Thanks to Microsoft Teams and the innovation being driven by the product team, we’ve seen a real opportunity to transform Microsoft employee and customer meetings from a weakness to a strength. By investing in the meeting experience with Microsoft Teams and by reimagining the physical and virtual spaces where meetings take place, we’re laying a foundation of innovation that will help Microsoft employees and our customers thrive in a hybrid world of work.

We’ve already seen satisfaction with meetings increase, while also making sure hybrid work remains seamless for Microsoft and our customers. How are we doing it? I’m glad you asked!

Simple questions, complex answers

The Microsoft’s WorkLab blog describes hybrid work as …”a blended model where some employees return to the workplace and others continue to work from home.” The Microsoft 2022 Work Trend Index identified five key trends driving hybrid work. While all are relevant, two stood out to us:

  1. Employees have a new “worth it” equation
  2. Leaders need to make the office worth the commute

It was clear we had some work to do as a team to ensure a successful hybrid future. My team asked two simple questions:

  • What is the value of our physical work environment in a hybrid work world?
  • What kind of meeting experiences satisfy the modern world of hybrid work?

Our answer to the first question was simple—to socialize and to collaborate. The pandemic tested all of us in innumerable ways, but a common response from employees, even those who have enjoyed the flexibility to work from home, is how hard it can be to collaborate remotely. The ability to socialize and connect is closely related, as both of those activities build trust, an essential ingredient of successful teams. We determined that the meeting experience of the future needed to honor the value of physical space while making it possible for everyone to fully participate, regardless of where they were.

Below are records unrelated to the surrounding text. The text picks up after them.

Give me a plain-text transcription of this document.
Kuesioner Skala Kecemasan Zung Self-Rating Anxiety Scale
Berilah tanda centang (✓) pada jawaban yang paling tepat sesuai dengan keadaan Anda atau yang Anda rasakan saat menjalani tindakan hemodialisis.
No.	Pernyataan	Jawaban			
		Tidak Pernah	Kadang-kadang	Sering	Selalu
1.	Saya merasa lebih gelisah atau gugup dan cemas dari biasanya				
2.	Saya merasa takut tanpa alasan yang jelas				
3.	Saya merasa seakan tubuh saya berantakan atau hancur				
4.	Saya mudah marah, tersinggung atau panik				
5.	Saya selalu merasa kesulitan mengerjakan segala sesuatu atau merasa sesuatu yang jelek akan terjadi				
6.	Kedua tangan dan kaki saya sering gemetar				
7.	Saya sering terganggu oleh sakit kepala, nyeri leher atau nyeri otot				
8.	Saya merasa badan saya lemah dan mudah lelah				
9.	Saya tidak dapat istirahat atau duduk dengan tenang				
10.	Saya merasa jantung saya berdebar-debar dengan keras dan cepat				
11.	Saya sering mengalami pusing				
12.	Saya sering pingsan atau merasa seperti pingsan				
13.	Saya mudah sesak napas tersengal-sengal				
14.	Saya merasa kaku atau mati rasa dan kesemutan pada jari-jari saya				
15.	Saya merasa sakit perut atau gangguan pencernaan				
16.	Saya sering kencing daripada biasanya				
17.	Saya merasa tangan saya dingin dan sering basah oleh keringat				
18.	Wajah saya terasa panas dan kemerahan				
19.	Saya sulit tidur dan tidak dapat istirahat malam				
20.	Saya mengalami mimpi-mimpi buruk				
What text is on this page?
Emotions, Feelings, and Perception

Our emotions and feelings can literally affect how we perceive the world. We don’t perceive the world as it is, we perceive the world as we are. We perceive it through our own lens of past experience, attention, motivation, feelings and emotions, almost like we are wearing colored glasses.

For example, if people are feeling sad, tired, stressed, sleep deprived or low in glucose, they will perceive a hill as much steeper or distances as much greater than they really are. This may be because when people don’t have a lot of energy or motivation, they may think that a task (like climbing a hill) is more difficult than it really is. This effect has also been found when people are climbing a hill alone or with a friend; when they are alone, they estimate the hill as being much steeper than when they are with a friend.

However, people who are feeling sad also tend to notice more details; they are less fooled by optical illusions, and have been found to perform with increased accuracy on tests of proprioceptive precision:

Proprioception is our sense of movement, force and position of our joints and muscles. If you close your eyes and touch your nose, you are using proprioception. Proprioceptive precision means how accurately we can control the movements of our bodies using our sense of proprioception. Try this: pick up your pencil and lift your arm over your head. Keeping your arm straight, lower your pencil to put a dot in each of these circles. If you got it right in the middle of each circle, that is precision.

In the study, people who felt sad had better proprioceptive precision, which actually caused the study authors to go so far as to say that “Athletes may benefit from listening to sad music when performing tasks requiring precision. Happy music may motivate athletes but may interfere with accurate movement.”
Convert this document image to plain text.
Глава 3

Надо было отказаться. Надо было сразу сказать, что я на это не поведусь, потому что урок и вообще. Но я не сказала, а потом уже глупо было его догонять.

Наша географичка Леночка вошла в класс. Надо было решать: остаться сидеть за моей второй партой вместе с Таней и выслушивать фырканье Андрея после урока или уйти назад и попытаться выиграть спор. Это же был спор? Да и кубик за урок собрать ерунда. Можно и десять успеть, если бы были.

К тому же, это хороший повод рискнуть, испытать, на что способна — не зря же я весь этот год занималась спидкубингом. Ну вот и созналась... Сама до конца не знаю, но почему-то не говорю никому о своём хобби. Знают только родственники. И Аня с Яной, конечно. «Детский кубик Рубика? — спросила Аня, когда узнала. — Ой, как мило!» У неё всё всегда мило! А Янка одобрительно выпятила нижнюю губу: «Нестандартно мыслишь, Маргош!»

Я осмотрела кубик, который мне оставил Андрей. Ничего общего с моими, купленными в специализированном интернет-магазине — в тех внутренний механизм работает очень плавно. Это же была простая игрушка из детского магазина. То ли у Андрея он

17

The second question was more complicated. We recognized the need for simple, powerful meeting experiences in our facilities and had been working on just that in the years leading up to the pandemic. But how could we reimagine the meeting experience to enable our employees to collaborate without friction and feel connected even if physically apart? Microsoft Teams has already implemented an innovative feature in Together Mode to help make hybrid teams more connected. But how could we take that vision to the next level?

The way things were—hybrid meetings in an in-person world

To answer that question, contributors across Microsoft have built prototypes in a space we call “the Hive,” a design environment optimized for reimagining physical and virtual spaces. In the Hive, PMs, designers, and software engineers are empowered to question everything, so no idea goes unexplored, and no constraints go unchallenged. This approach led to breakthroughs across both physical and virtual space.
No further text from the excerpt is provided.